HARRISBURG — In the second day of a pretrial hearing in the state’s case of alleged corruption involving Pennsylvania Turnpike contracts, prosecutor Laurel Brandstetter argued the state doesn’t have to prove a neat and tidy “quid pro quo” — but that the prosecution can instead prove a pattern of conduct by defendants over a period of time that amounted to criminal conduct.
“There need not be an overt discussion,” Ms. Brandstetter, senior deputy attorney general, told the Dauphin County Common Pleas Court Tuesday.
On Monday, attorneys for several of the defendants argued the commonwealth has failed to show evidence of “quid pro quo” — saying prosecutors haven’t linked specific gifts or campaign contributions with explicit promises of contracts or other actions.
Six men — former state Sen. Robert Mellow, former turnpike commissioner Mitchell Rubin, former turnpike CEO Joseph Brimmeier, former turnpike chief operating officer George Hatalowich, vendor Dennis Miller and a consultant for a vendor, Jeffrey Suzenski — were charged last year by Attorney General Kathleen Kane’s office in a case that alleged widespread corruption and bid-rigging at the turnpike.
Ms. Brandstetter rebutted other defense arguments Tuesday, saying turnpike officials were directly engaged in political efforts, and “induced vendors to participate out of a fear that their absence would be noted,” and used engineering lists for political fundraising efforts. It is not illegal for public employees to solicit campaign contributions, argued attorney William Fetterhoff, representing Mr. Hatalowich.
“It is not unlawful for a public employee at the turnpike to accept a gift from a vendor doing business with the turnpike,” he added. If those acts should be illegal, the proper way to proceed is changing the law via the General Assembly, not by prosecution, he said.
Similarly, Mr. Miller’s attorney, Mark Sheppard, told the court if there is no “quid pro quo” and the state is pursuing the men based on a pattern of activity or relationships, “how are these people to know when that crosses the line to some pattern or practice? ... When does the conduct become illegal?”
Attorneys for Mellow argued on both days that his inclusion in the case amounts to “double jeopardy,” or being tried twice for the same crime. In 2012, Mellow pleaded guilty at the federal level of using his state Senate office for political work.
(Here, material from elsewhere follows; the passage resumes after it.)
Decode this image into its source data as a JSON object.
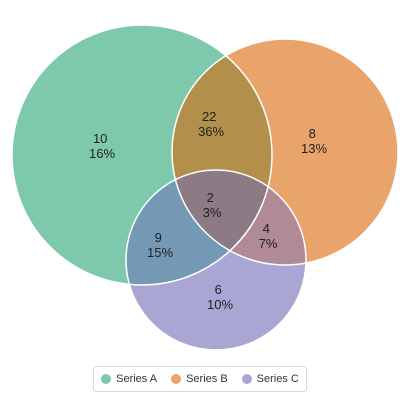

His attorneys argued the state is charging him for essentially the same alleged scheme — improperly using his state office — during the same period, and using the same investigative materials and evidence the federal government did.
But Ms. Brandstetter said the case against Mellow is not based on the same criminal conduct, and the federal case makes “no reference to the Turnpike Commission.”
Ms. Brandstetter will be joining the Pittsburgh law firm of Leech Tishman next month; a spokesman for the attorney general’s office could not comment on who would be replacing her on the turnpike case.
Attorneys for Mr. Brimmeier also argued a particular charge relating to a turnpike subcontract for his sister’s architectural firm should be thrown out because it was executed beyond the statute of limitations, he was not involved with the contract, and there is no proof he even knew about it, attorney Megan Scheib said.
After the hearing concluded Tuesday, Dauphin County Common Pleas Judge Richard Lewis promised a ruling on the issues as soon as possible. A jury trial is scheduled for November.